The White House urged computer network operators to take further steps to gauge whether their systems were targeted amid a hack of Microsoft Corp’s Outlook email program, saying a recent software patch still left serious vulnerabilities.
“This is an active threat still developing and we urge network operators to take it very seriously,” a White House official said, adding that top US security officials were working to decide what next steps to take following the breach.
Media on Sunday separately reported the Biden administration was forming a task force to address the hack.

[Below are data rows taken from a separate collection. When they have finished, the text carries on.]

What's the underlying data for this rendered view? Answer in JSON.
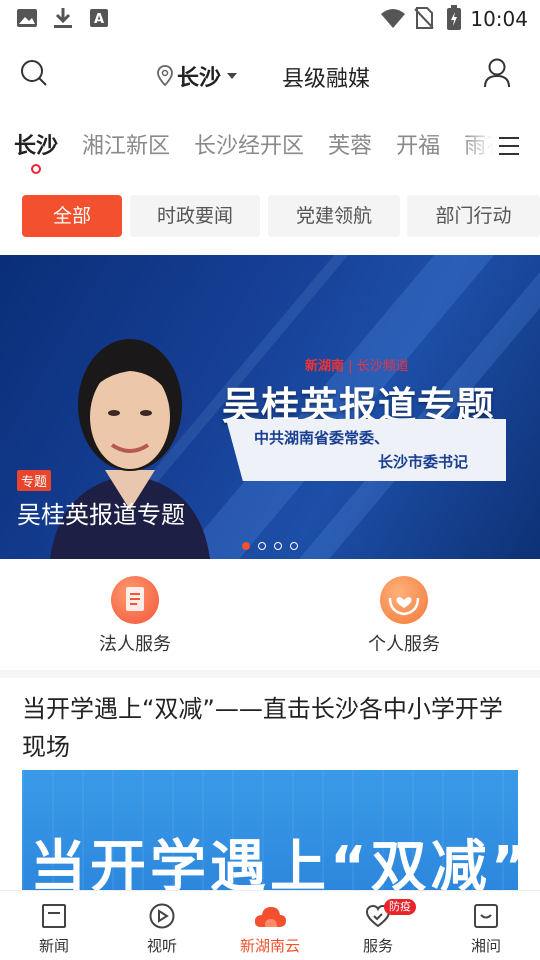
{
  "status": {
    "time": "10:04"
  },
  "header": {
    "location": "长沙",
    "title": "县级融媒"
  },
  "channels": [
    "长沙",
    "湘江新区",
    "长沙经开区",
    "芙蓉",
    "开福",
    "雨花"
  ],
  "subtabs": [
    "全部",
    "时政要闻",
    "党建领航",
    "部门行动"
  ],
  "banner": {
    "brand": "新湖南",
    "brand_sub": "长沙频道",
    "headline": "吴桂英报道专题",
    "line1": "中共湖南省委常委、",
    "line2": "长沙市委书记",
    "tag": "专题",
    "caption": "吴桂英报道专题",
    "slide_count": 4,
    "active_slide": 1
  },
  "services": [
    {
      "label": "法人服务",
      "icon": "document-icon",
      "color": "#f2553a"
    },
    {
      "label": "个人服务",
      "icon": "heart-hands-icon",
      "color": "#f27a3a"
    }
  ],
  "news": {
    "title": "当开学遇上“双减”——直击长沙各中小学开学现场",
    "image_text": "当开学遇上“双减”"
  },
  "tabbar": [
    {
      "label": "新闻",
      "icon": "news-icon"
    },
    {
      "label": "视听",
      "icon": "play-icon"
    },
    {
      "label": "新湖南云",
      "icon": "cloud-icon",
      "active": true
    },
    {
      "label": "服务",
      "icon": "heart-icon",
      "badge": "防疫"
    },
    {
      "label": "湘问",
      "icon": "message-icon"
    }
  ],
  "colors": {
    "accent": "#f2502e",
    "badge": "#e8242c"
  }
}
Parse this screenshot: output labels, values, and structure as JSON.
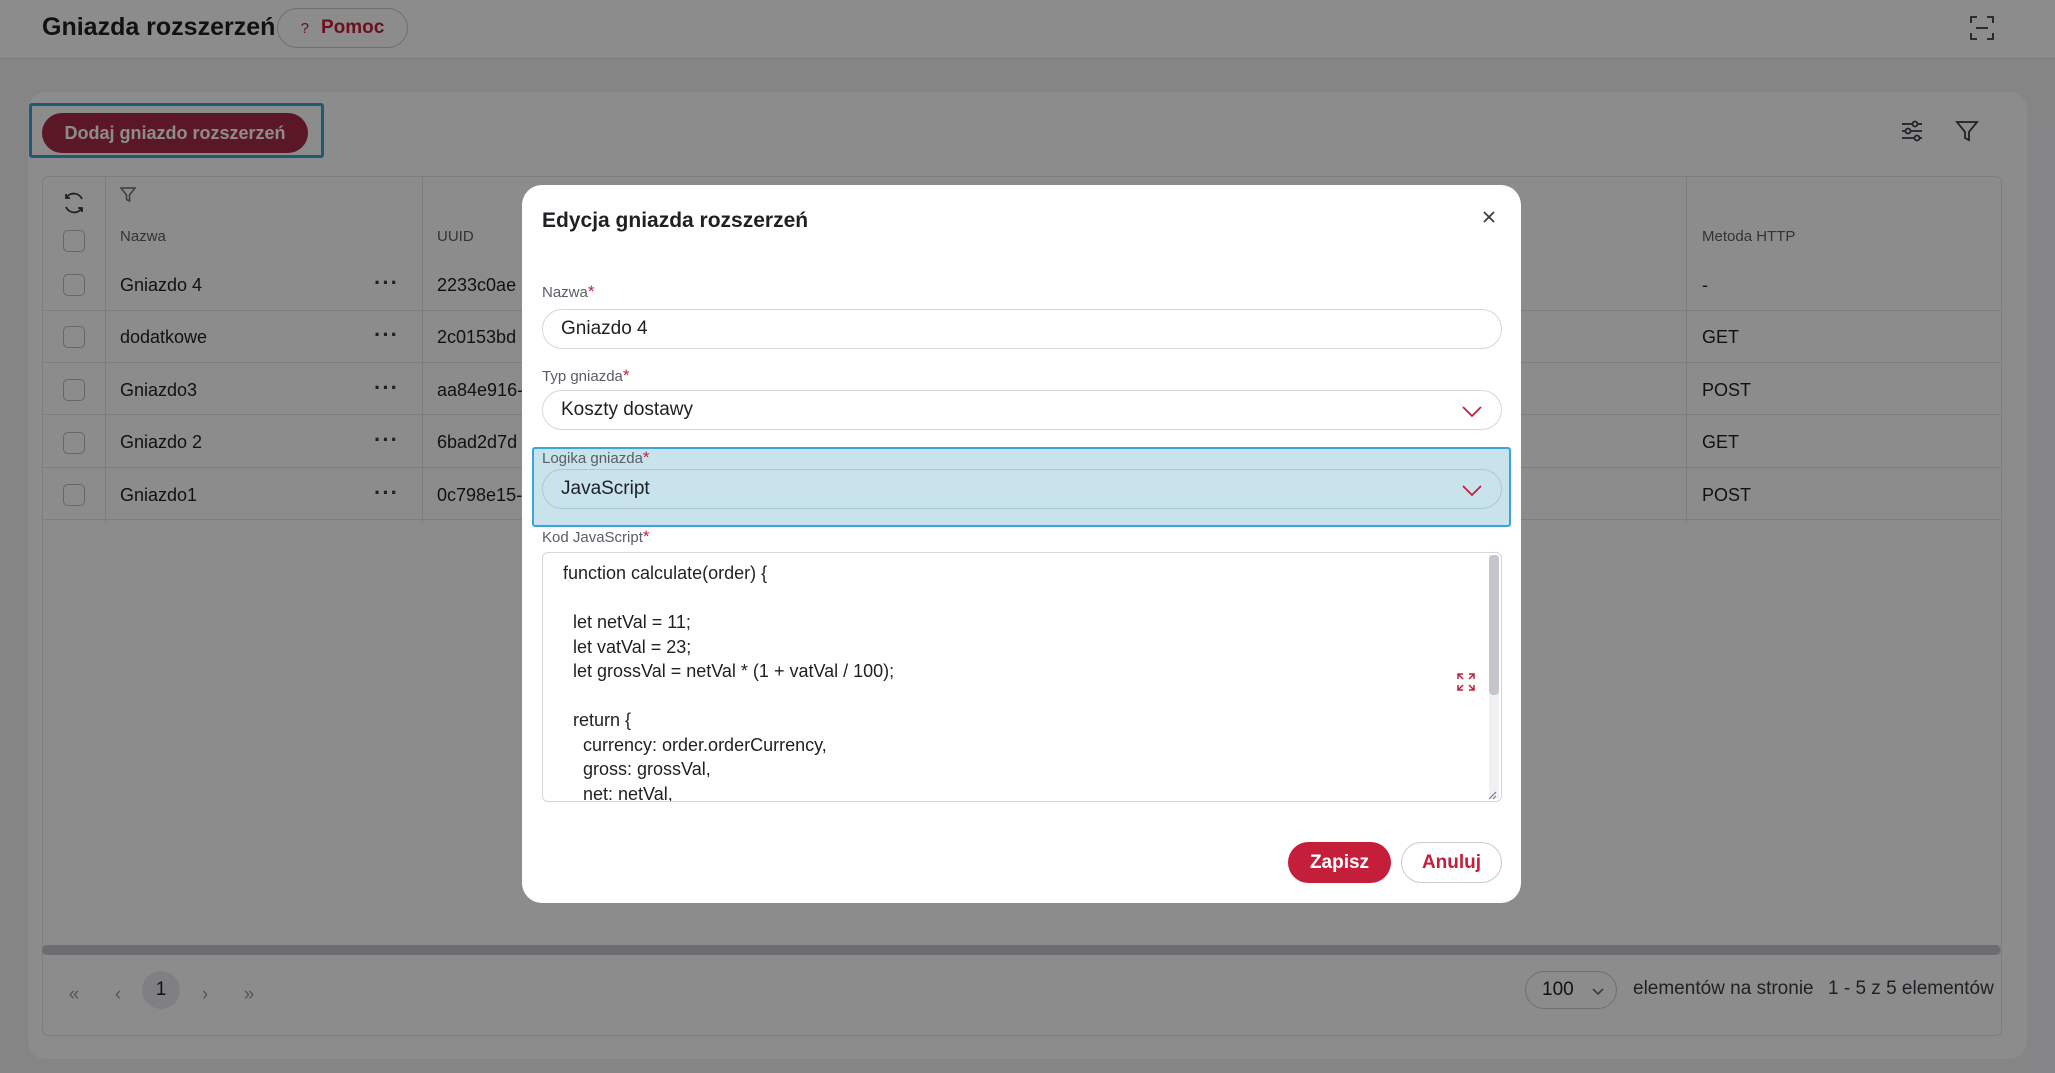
{
  "header": {
    "title": "Gniazda rozszerzeń",
    "help_label": "Pomoc",
    "help_icon": "?"
  },
  "toolbar": {
    "add_label": "Dodaj gniazdo rozszerzeń"
  },
  "table": {
    "columns": [
      "Nazwa",
      "UUID",
      "Metoda HTTP"
    ],
    "rows": [
      {
        "name": "Gniazdo 4",
        "uuid": "2233c0ae",
        "method": "-"
      },
      {
        "name": "dodatkowe",
        "uuid": "2c0153bd",
        "method": "GET"
      },
      {
        "name": "Gniazdo3",
        "uuid": "aa84e916-",
        "method": "POST"
      },
      {
        "name": "Gniazdo 2",
        "uuid": "6bad2d7d",
        "method": "GET"
      },
      {
        "name": "Gniazdo1",
        "uuid": "0c798e15-",
        "method": "POST"
      }
    ],
    "row_menu": "···"
  },
  "pagination": {
    "first": "«",
    "prev": "‹",
    "current_page": "1",
    "next": "›",
    "last": "»",
    "per_page": "100",
    "per_page_label": "elementów na stronie",
    "range": "1 - 5 z 5 elementów"
  },
  "modal": {
    "title": "Edycja gniazda rozszerzeń",
    "required_mark": "*",
    "name_label": "Nazwa",
    "name_value": "Gniazdo 4",
    "type_label": "Typ gniazda",
    "type_value": "Koszty dostawy",
    "logic_label": "Logika gniazda",
    "logic_value": "JavaScript",
    "code_label": "Kod JavaScript",
    "code_value": "function calculate(order) {\n\n  let netVal = 11;\n  let vatVal = 23;\n  let grossVal = netVal * (1 + vatVal / 100);\n\n  return {\n    currency: order.orderCurrency,\n    gross: grossVal,\n    net: netVal,",
    "save_label": "Zapisz",
    "cancel_label": "Anuluj"
  },
  "colors": {
    "accent": "#c41e3a",
    "add_button": "#a82a48",
    "highlight": "#3aa5d6"
  }
}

The White House official, in a statement, said the administration was making “a whole of government response.”
While Microsoft released a patch last week to shore up flaws in its email software, the remedy still leaves open a so-called back door that can allow access to compromised servers and perpetuating further attacks by others.
“We can’t stress enough that patching and mitigation is not remediation if the servers have already been compromised, and it is essential that any organization with a vulnerable server take measures to determine if they were already targeted,” the White House official said.
Already, a source told Reuters more than 20,000 U.S. organizations had been compromised by the hack, which Microsoft has blamed on China, although Beijing denies any role.
The back channels for remote access can impact credit unions, town governments and small business, and have left US officials scrambling to reach victims, with the FBI on Sunday urging them to contact the law enforcement agency.
Those affected appear to host Web versions of Microsoft’s email program Outlook on their own machines instead of cloud providers, possibly sparing many major companies and federal government agencies, records from the investigation suggest.
A Microsoft representative on Sunday said it was working with the government and others to help guide customers, and the company urged impacted clients to apply software updates as soon as possible.